Recently, Yoon extended this technology to profile the whole transcriptome of circulating tumor cells (CTCs) from breast cancer patients, which is the first microfluidic chip that allows for high-throughput single cell RNA-sequence of CTCs.

Yoon has also made important contributions to bio-inspired imaging microsystems. For example, he demonstrated the self-powered image sensor and the world’s smallest low-power image sensor chip, capable of operating like insect eyes for guidance and motion control in miniaturized airborne platforms. 

A leader in the professional community, Yoon has been actively involved in planning the programs for the IEEE International Electron Device Meeting (IEDM) and the IEEE International Conference on Micro Electro Mechanical Systems (MEMS), and he served on the IEEE International Solid-State Circuit Conference (ISSCC) program committee. He also organized and co-chaired the International Conference for Advanced Neurotechnology (ICAN) for five years.

In addition to his primary appointment in Electrical and Computer Engineering, Yoon is affiliated with the Departments of Biomedical Engineering and Mechanical Engineering. He is also affiliated with Michigan Neuroscience Institute. He has served as Director of the Solid-State Electronics Laboratory and the Lurie Nanofabrication Facility. Yoon has received the College of Engineering Monroe-Brown Foundation Research Excellence Award and Ted Kennedy Family Faculty Team Excellence Award. He is an IEEE Fellow.

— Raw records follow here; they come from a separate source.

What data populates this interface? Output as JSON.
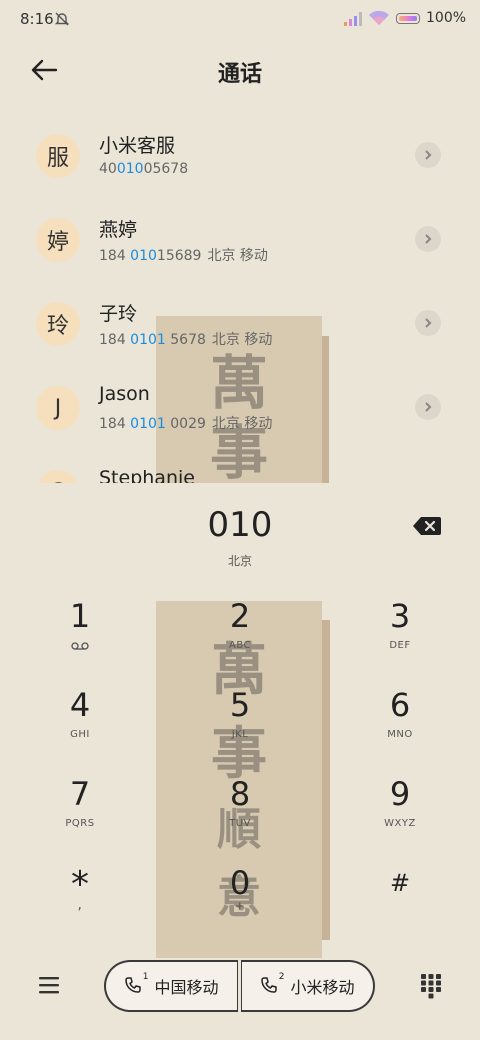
{
  "status": {
    "time": "8:16",
    "battery": "100%"
  },
  "header": {
    "title": "通话"
  },
  "contacts": [
    {
      "avatar": "服",
      "name": "小米客服",
      "num_pre": "40",
      "num_hl": "010",
      "num_post": "05678",
      "location": ""
    },
    {
      "avatar": "婷",
      "name": "燕婷",
      "num_pre": "184 ",
      "num_hl": "010",
      "num_post": "15689",
      "location": "北京 移动"
    },
    {
      "avatar": "玲",
      "name": "子玲",
      "num_pre": "184 ",
      "num_hl": "0101",
      "num_post": " 5678",
      "location": "北京 移动"
    },
    {
      "avatar": "J",
      "name": "Jason",
      "num_pre": "184 ",
      "num_hl": "0101",
      "num_post": " 0029",
      "location": "北京 移动"
    },
    {
      "avatar": "S",
      "name": "Stephanie",
      "num_pre": "",
      "num_hl": "",
      "num_post": "",
      "location": ""
    }
  ],
  "dial": {
    "number": "010",
    "location": "北京"
  },
  "keys": [
    {
      "digit": "1",
      "letters": ""
    },
    {
      "digit": "2",
      "letters": "ABC"
    },
    {
      "digit": "3",
      "letters": "DEF"
    },
    {
      "digit": "4",
      "letters": "GHI"
    },
    {
      "digit": "5",
      "letters": "JKL"
    },
    {
      "digit": "6",
      "letters": "MNO"
    },
    {
      "digit": "7",
      "letters": "PQRS"
    },
    {
      "digit": "8",
      "letters": "TUV"
    },
    {
      "digit": "9",
      "letters": "WXYZ"
    },
    {
      "digit": "*",
      "letters": ","
    },
    {
      "digit": "0",
      "letters": "+"
    },
    {
      "digit": "#",
      "letters": ""
    }
  ],
  "sims": [
    {
      "slot": "1",
      "label": "中国移动"
    },
    {
      "slot": "2",
      "label": "小米移动"
    }
  ],
  "wallpaper": {
    "glyphs_top": [
      "萬",
      "事"
    ],
    "glyphs_bottom": [
      "萬",
      "事",
      "順",
      "意"
    ]
  }
}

About William Gould Dow (1895-1999)

William Gould Dow (M.S.E. Electrical Engineering 1929) was one of the department’s most influential leaders. He was instrumental in establishing the university’s Willow Run Research Laboratories and initiated several research programs in the Electrical Engineering Department, including the Plasma Engineering Laboratory and the Space Physics Research Laboratory. He helped found the Environmental Research Institute of Michigan (ERIM) and served on its board of directors until 1990. 

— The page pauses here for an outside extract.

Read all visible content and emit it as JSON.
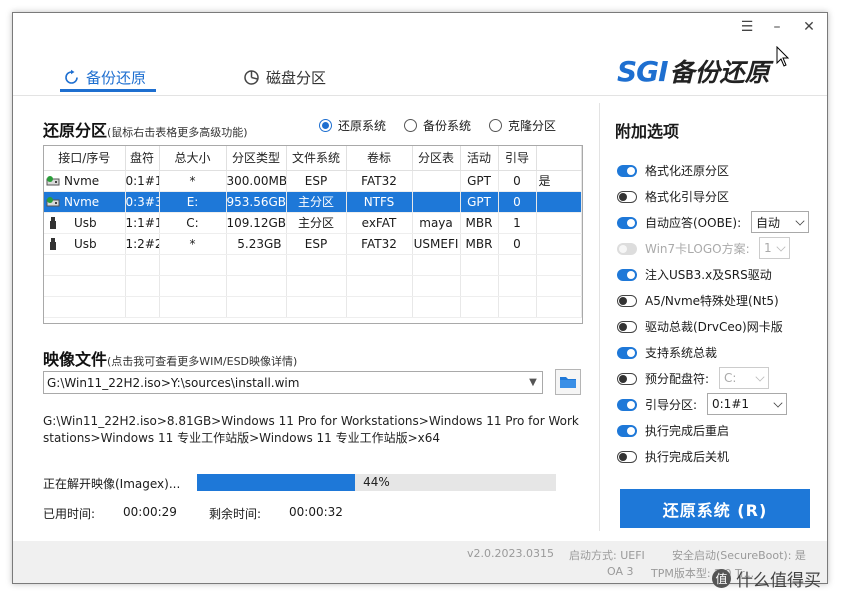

Professor Dow was a pioneer in electronic engineering education. He introduced into the curriculum vacuum tube and nuclear theories, and the use of solid-state devices and computers. He introduced a course in Industrial Electronics which focused on the use of thyratrons and ignitrons in Michigan manufacturing industries. He also introduced new graduate courses, and taught extension courses for engineers in industry. In 1937, he published a classic textbook on electronics, Fundamentals of Engineering Electronics, which remained a standard for many years. During the mid 1950’s, he was active in establishing the Nuclear Engineering Department and incorporating instruction in computer engineering into the electrical engineering curriculum. He received the IEEE James H. Mulligan, Jr. Education Medal in 1963.

During the 1940’s, Dow took a leave of absence to work directly in support of the war effort at the Harvard Radio Research Laboratory. The laboratory was dedicated to finding effective radar countermeasures, including both jamming of enemy radar signals and determining the location of enemy radar installations. The radar-jamming countermeasures Dow worked on were nearly 100% effective, and were credited with saving the lives of many Allied pilots.

Dow was a charter member of the Rocket and Satellite Research Panel, a group of 27 distinguished scientists and engineers who guided the nation’s space program through its infancy. Dow and three other Michigan faculty were among the group who traveled to Washington in 1957 to urge the funding of scientific exploration in space. They asked for $10B over the span of a decade to explore outer space. Less than a year later, NASA was formed.

Professor Dow served as Chair of the department between 1958-1965. He continued his research throughout his life, filing his last patent at the age of 100.